Malcolm arrived at the office each morning at nine o’clock sharp. He had two suits, which he alternated, and a gray raincoat that draped like a tarp over his enormous frame. Each evening at seven he prepared for his departure, lifting his briefcase from the floor beside his desk, popping it open, replacing his notebook and pen and
snapping the case quietly closed. It was an old-fashioned briefcase with a hard shell, the kind that could withstand the trauma of being ejected from the back of a motorcycle taking a roundabout at an unsafe speed—and had, he told me. He injected this story and others, abruptly, into random conversations, as if trying to make me understand that what I saw of him was not all there was, that he existed beyond the walls of the office we shared. It was in this same way that he first told me about his wife.
It was a Friday, and we had, at his suggestion, left work at five for a drink in the pub around the corner. We sat in a booth and he ordered us pints and asked me pointed questions about myself—my course of study in college, my aspirations, my childhood. I told him about the failed intervention, the money, Veronica Cox. I told him I had been majoring in French, and that once I’d saved enough money I hoped to travel on the Continent, beginning in France. He told me his wife’s family kept a Paris penthouse—the top floor of a small hotel—and that I must come along sometime for a holiday.

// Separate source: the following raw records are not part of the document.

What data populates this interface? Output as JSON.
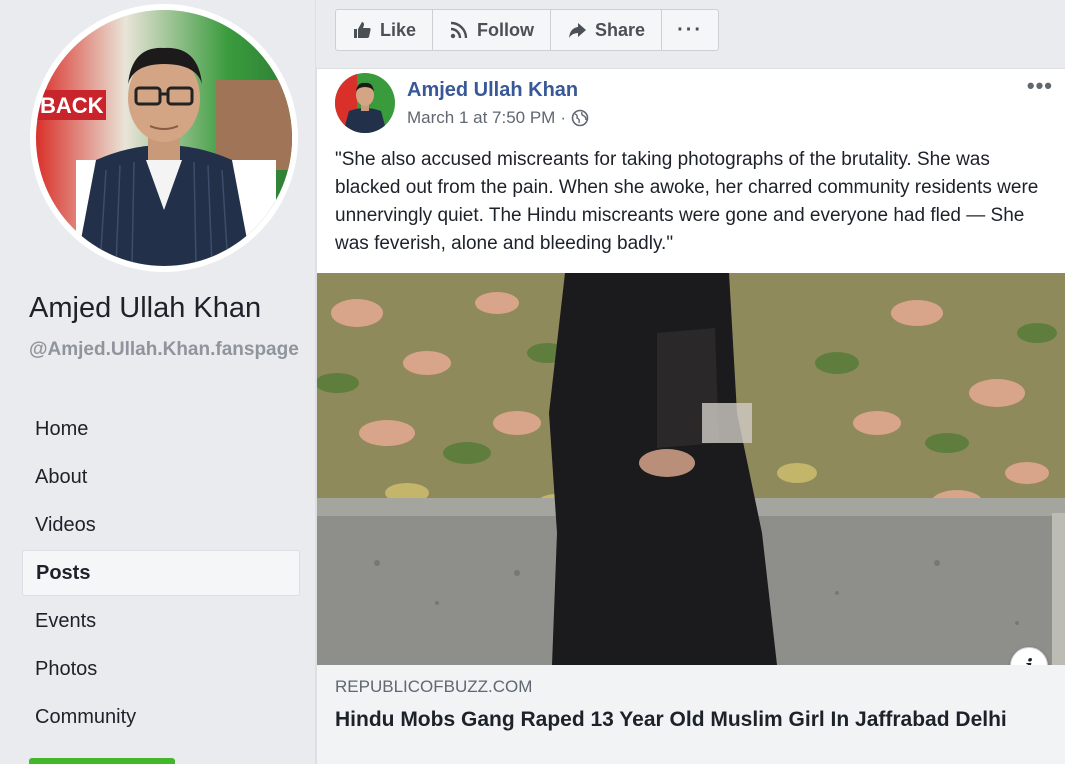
{
  "sidebar": {
    "page_name": "Amjed Ullah Khan",
    "handle": "@Amjed.Ullah.Khan.fanspage",
    "nav_items": [
      {
        "label": "Home",
        "active": false
      },
      {
        "label": "About",
        "active": false
      },
      {
        "label": "Videos",
        "active": false
      },
      {
        "label": "Posts",
        "active": true
      },
      {
        "label": "Events",
        "active": false
      },
      {
        "label": "Photos",
        "active": false
      },
      {
        "label": "Community",
        "active": false
      }
    ],
    "banner_text": "BACK"
  },
  "actions": {
    "like": "Like",
    "follow": "Follow",
    "share": "Share",
    "more": "···"
  },
  "post": {
    "author": "Amjed Ullah Khan",
    "date": "March 1 at 7:50 PM",
    "separator": "·",
    "menu": "•••",
    "text": "\"She also accused miscreants for taking photographs of the brutality. She was blacked out from the pain. When she awoke, her charred community residents were unnervingly quiet. The Hindu miscreants were gone and everyone had fled — She was feverish, alone and bleeding badly.\"",
    "info_glyph": "i",
    "link": {
      "domain": "REPUBLICOFBUZZ.COM",
      "title": "Hindu Mobs Gang Raped 13 Year Old Muslim Girl In Jaffrabad Delhi"
    }
  },
  "colors": {
    "accent_link": "#385898",
    "page_bg": "#e9ebee",
    "card_bg": "#ffffff",
    "preview_bg": "#f2f3f5",
    "green": "#42b72a"
  }
}
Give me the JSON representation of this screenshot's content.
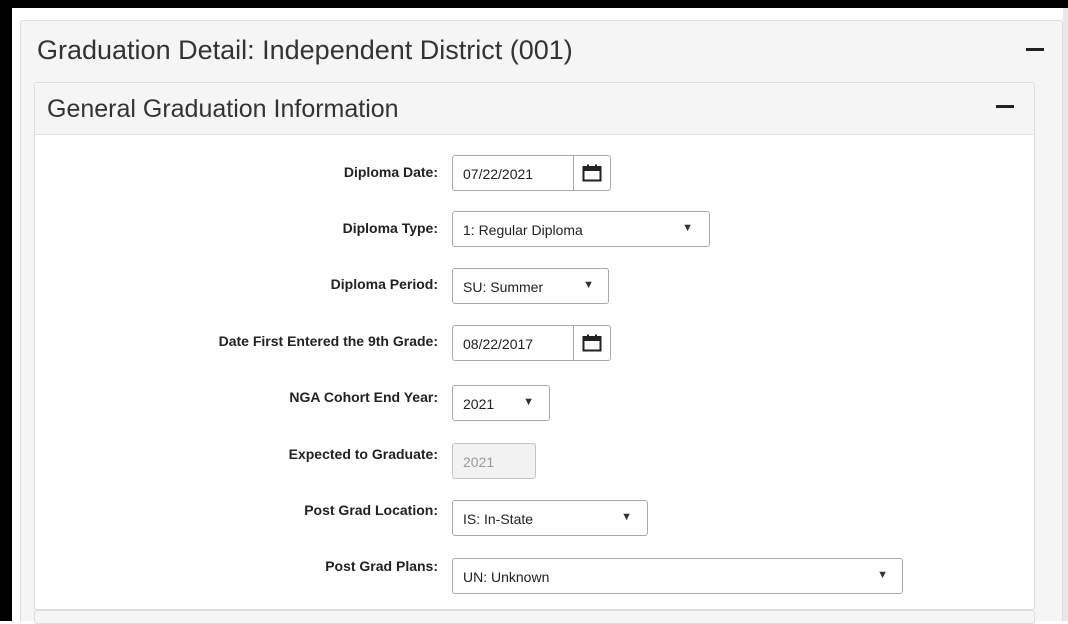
{
  "outer_panel": {
    "title": "Graduation Detail: Independent District (001)"
  },
  "inner_panel": {
    "title": "General Graduation Information"
  },
  "form": {
    "diploma_date": {
      "label": "Diploma Date:",
      "value": "07/22/2021"
    },
    "diploma_type": {
      "label": "Diploma Type:",
      "value": "1: Regular Diploma"
    },
    "diploma_period": {
      "label": "Diploma Period:",
      "value": "SU: Summer"
    },
    "first_entered_9th": {
      "label": "Date First Entered the 9th Grade:",
      "value": "08/22/2017"
    },
    "nga_cohort_end_year": {
      "label": "NGA Cohort End Year:",
      "value": "2021"
    },
    "expected_to_graduate": {
      "label": "Expected to Graduate:",
      "value": "2021"
    },
    "post_grad_location": {
      "label": "Post Grad Location:",
      "value": "IS: In-State"
    },
    "post_grad_plans": {
      "label": "Post Grad Plans:",
      "value": "UN: Unknown"
    }
  },
  "icons": {
    "calendar": "calendar-icon",
    "dropdown": "caret-down-icon",
    "collapse": "minus-icon"
  },
  "colors": {
    "panel_bg": "#f5f5f5",
    "border": "#dcdcdc",
    "input_border": "#a9a9a9"
  }
}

I told him my mother was a nurse and that my father was currently unemployed. He told me that when he was young his parents had wanted him to go into medicine or law. He’d wanted to be a scientist. Somehow he’d ended up in civil engineering, with a specialty in structural engineering. He and his wife had lived in central London when they were first married, then moved to Richmond after their daughter was born. They had a cottage out back they let out to boarders sometimes, or friends in need of a place to sleep. Right now it was inhabited by the son of a family friend, John Ardghal, who’d given Malcolm his first job out of university. The son’s name was Patrick.
Louise spent quite a bit of time in the garden, he told me, and was involved in the Royal Horticultural Society in London. That was what she’d gotten involved in when their daughter had gone off to
school. She was also interested in collecting art, especially photography. Patrick, their boarder, liked to take pictures.
“Patrick’s not a bad bloke,” Malcolm said. “Only his father ran into financial trouble, and I’m afraid that sent Patrick off course. He’s been out of university I’d guess eight years now, but he’s still dallying with the photography. He needs a bit of keeping on track.”